У Бога добавки не просят
На модерации
Отложенный
Любимый писатель не обязан быть гением.
Ибо гений недосягаем, как пик Коммунизма. Гений дает ответы на все проклятые вопросы и может метафизически засадить в глаз, настаивая на безальтернативности непротивления злу насилием. Гений нетерпим и всеведущ: он знает истинную мужицкую правду и легко предсказывает грядущую политическую судьбу Константинополя. Гений учит, как жить не по лжи, с кем, и в чем смысл такой жизни.
Имею в виду, конечно, прозаиков, преимущественно наших.
У любимого писателя иные предпочтения, иные заслуги, иной образ.
Он чужд морализаторству. Проклятые вопросы бытия наполняют его взгляд недоумением и тоской. Что касается правды, то он ее не знает и знать не очень хочет. Его герои лгут, пьянствуют, конвоируют зеков, сочиняют телеграмму от имени Л.И. Брежнева, изменяют женам и сильно ревнуют: "Надька, сблядуешь – убью! Разыщу и покалечу, как мартышку... И помни, сука, Вовик тебя любит!.."

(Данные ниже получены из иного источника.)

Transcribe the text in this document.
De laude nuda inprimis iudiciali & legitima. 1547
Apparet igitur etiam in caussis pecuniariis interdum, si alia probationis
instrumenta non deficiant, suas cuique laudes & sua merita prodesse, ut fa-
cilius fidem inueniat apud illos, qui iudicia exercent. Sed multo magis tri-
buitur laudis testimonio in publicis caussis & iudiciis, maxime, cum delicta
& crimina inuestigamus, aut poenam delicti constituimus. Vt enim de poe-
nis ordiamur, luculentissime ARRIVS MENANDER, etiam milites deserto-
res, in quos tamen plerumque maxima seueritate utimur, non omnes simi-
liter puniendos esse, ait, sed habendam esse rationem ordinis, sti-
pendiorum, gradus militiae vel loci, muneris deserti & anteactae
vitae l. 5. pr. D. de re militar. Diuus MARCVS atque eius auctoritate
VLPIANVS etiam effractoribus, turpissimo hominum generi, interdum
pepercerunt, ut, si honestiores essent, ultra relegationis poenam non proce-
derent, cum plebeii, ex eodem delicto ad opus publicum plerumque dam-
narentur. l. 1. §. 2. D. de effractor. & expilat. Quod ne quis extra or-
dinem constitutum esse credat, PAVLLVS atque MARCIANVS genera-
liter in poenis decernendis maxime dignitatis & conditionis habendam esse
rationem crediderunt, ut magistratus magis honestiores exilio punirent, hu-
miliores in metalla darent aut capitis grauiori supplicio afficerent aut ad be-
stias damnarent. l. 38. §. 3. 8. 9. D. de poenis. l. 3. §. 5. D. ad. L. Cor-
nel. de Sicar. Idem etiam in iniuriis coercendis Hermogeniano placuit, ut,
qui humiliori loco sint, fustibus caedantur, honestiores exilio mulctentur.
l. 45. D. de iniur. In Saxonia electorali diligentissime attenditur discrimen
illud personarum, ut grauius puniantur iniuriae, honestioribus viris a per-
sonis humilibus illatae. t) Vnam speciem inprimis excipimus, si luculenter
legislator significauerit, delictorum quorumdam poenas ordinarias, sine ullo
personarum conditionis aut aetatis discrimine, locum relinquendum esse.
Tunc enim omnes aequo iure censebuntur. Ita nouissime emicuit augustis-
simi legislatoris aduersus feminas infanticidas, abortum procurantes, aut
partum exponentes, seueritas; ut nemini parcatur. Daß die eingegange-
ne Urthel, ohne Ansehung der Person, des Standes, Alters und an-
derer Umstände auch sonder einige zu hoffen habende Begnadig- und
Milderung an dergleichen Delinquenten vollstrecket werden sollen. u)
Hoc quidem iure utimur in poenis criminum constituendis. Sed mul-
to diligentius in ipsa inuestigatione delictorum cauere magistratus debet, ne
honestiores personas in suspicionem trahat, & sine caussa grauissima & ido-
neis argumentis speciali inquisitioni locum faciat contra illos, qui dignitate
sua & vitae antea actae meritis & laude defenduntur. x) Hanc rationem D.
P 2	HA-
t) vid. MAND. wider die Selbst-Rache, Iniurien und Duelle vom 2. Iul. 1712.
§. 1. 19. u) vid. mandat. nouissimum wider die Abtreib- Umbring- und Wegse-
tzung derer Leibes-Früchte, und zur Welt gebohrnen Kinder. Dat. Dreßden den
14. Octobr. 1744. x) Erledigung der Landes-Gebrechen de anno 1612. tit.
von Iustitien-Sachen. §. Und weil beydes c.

Он скромен. Он намекает критику, что писать о нем следует так: "Среди русских много последователей Толстого, Достоевского, Булгакова, Зощенко, но эпигон Пушкина-прозаика – один, Сергуня". Он довольно легко смиряется с эпигонством и с тем, что и этих слов о себе не услышит. Он полагает, что знает себе цену: "Бог дал мне именно то, о чем я всю жизнь его просил. Он сделал меня рядовым литератором. Став им, я убедился, что претендую на большее. Но было поздно. У Бога добавки не просят". И не может с этим смириться, и просит добавки, и в последние годы почти ничего не пишет, погружаясь в глухое отчаянье.
Поэтому он умирает в 48 лет, на пороге славы, что описано в замечательных стихах: "И всяк его шутке смеется, И женщины млеют при нем, И сердце его разорвется Лишь в пятницу, в августе, днем".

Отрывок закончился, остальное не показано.